Recently discovered and still poorly described, alternative splicing plays a predominant role in protein diversity of organisms. Researchers from Liège, London and Munich have uncovered a new complex protein, DBIRD, which is involved in the regulation of this process. The results of their work have been published in the journal Nature. 

Many of us have heard of “splicing” in school or at university. Indeed, this process which has been known for a long time is an integral part of the chapter relating to the transcription of DNA into messenger RNA. As a reminder, splicing occurs when polymerase RNA II has created pre-messenger RNA from single strand DNA corresponding to the gene to be expressed. This pre-messenger RNA is a mosaic of coding sequences, the exons, and non-coding sequences, the introns. In order to obtain a pure messenger RNA ready to be translated into protein, the pre-messenger RNA must be cleansed of the non-coding sequences that it is composed of. In this way the introns are eliminated and the exons are interlinked to form mature messenger RNA, which is called the splicing process.

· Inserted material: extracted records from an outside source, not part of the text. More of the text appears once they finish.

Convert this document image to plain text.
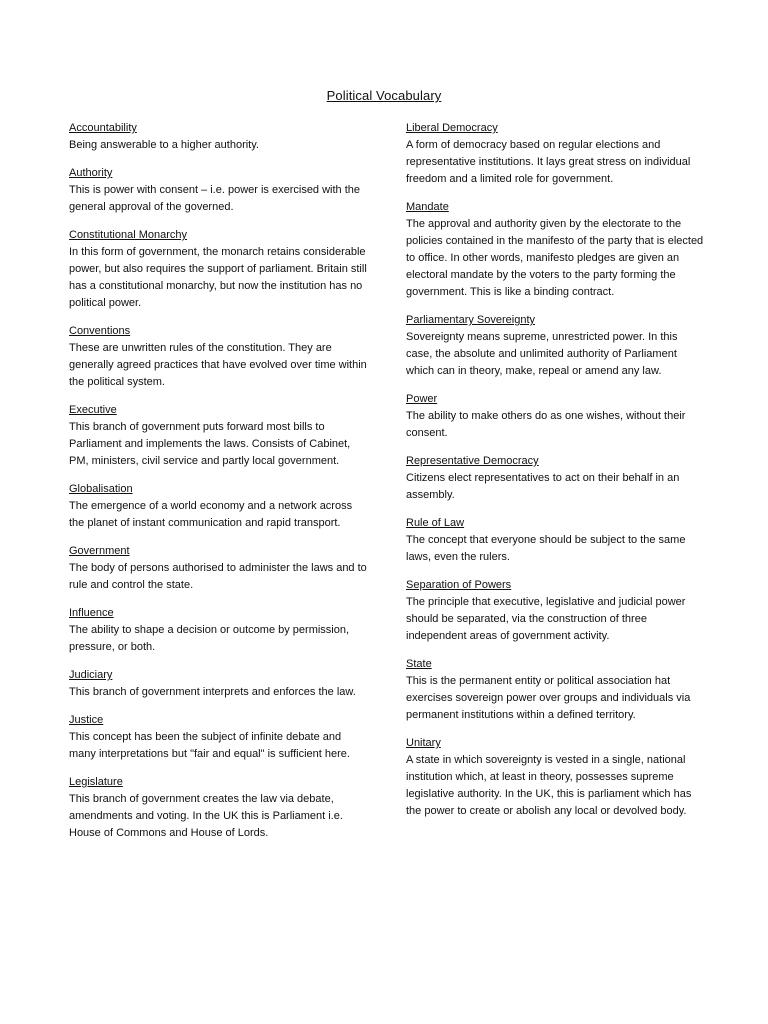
Political Vocabulary
Accountability
Being answerable to a higher authority.
Authority
This is power with consent – i.e. power is exercised with the general approval of the governed.
Constitutional Monarchy
In this form of government, the monarch retains considerable power, but also requires the support of parliament. Britain still has a constitutional monarchy, but now the institution has no political power.
Conventions
These are unwritten rules of the constitution. They are generally agreed practices that have evolved over time within the political system.
Executive
This branch of government puts forward most bills to Parliament and implements the laws. Consists of Cabinet, PM, ministers, civil service and partly local government.
Globalisation
The emergence of a world economy and a network across the planet of instant communication and rapid transport.
Government
The body of persons authorised to administer the laws and to rule and control the state.
Influence
The ability to shape a decision or outcome by permission, pressure, or both.
Judiciary
This branch of government interprets and enforces the law.
Justice
This concept has been the subject of infinite debate and many interpretations but "fair and equal" is sufficient here.
Legislature
This branch of government creates the law via debate, amendments and voting. In the UK this is Parliament i.e. House of Commons and House of Lords.
Liberal Democracy
A form of democracy based on regular elections and representative institutions. It lays great stress on individual freedom and a limited role for government.
Mandate
The approval and authority given by the electorate to the policies contained in the manifesto of the party that is elected to office. In other words, manifesto pledges are given an electoral mandate by the voters to the party forming the government. This is like a binding contract.
Parliamentary Sovereignty
Sovereignty means supreme, unrestricted power. In this case, the absolute and unlimited authority of Parliament which can in theory, make, repeal or amend any law.
Power
The ability to make others do as one wishes, without their consent.
Representative Democracy
Citizens elect representatives to act on their behalf in an assembly.
Rule of Law
The concept that everyone should be subject to the same laws, even the rulers.
Separation of Powers
The principle that executive, legislative and judicial power should be separated, via the construction of three independent areas of government activity.
State
This is the permanent entity or political association hat exercises sovereign power over groups and individuals via permanent institutions within a defined territory.
Unitary
A state in which sovereignty is vested in a single, national institution which, at least in theory, possesses supreme legislative authority. In the UK, this is parliament which has the power to create or abolish any local or devolved body.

Until quite recently, students were taught that a gene codes for a protein by the intermediary of mature messenger RNA stripped of introns. However, things have changed in the last few years! This is not to say that cells have suddenly changed their way of working but scientists have discovered a mechanism that remained hidden up to this point. It is called alternative splicing. “Alternative splicing does not use the factors involved in normal splicing”, explains Pierre Close, a postdoctoral researcher at the F.R.S.-FNRS in the medical chemistry unit of GIGA directed by Alain Chariot. “It is a mechanism that is still relatively unknown because most of studies concerning this process have only been published over the last two or three years”, he continues. One thing is certain, however, alternative splicing increases protein diversity. In fact when a gene, or rather the pre-messenger RNA emanating from this gene, is subject to alternative splicing, it can, depending on the circumstances, give rise to different mature messenger RNAs and therefore different proteins. Why? Quite simply because alternative splicing does not necessarily cause exclusion of all the introns and inclusion of all the exons in the final RNA molecule. According to poorly understood events one or other of the introns can be kept in the mature messenger RNA and one or other of the exons can be excluded. This is how different proteins are produced, or more precisely, protein isoforms.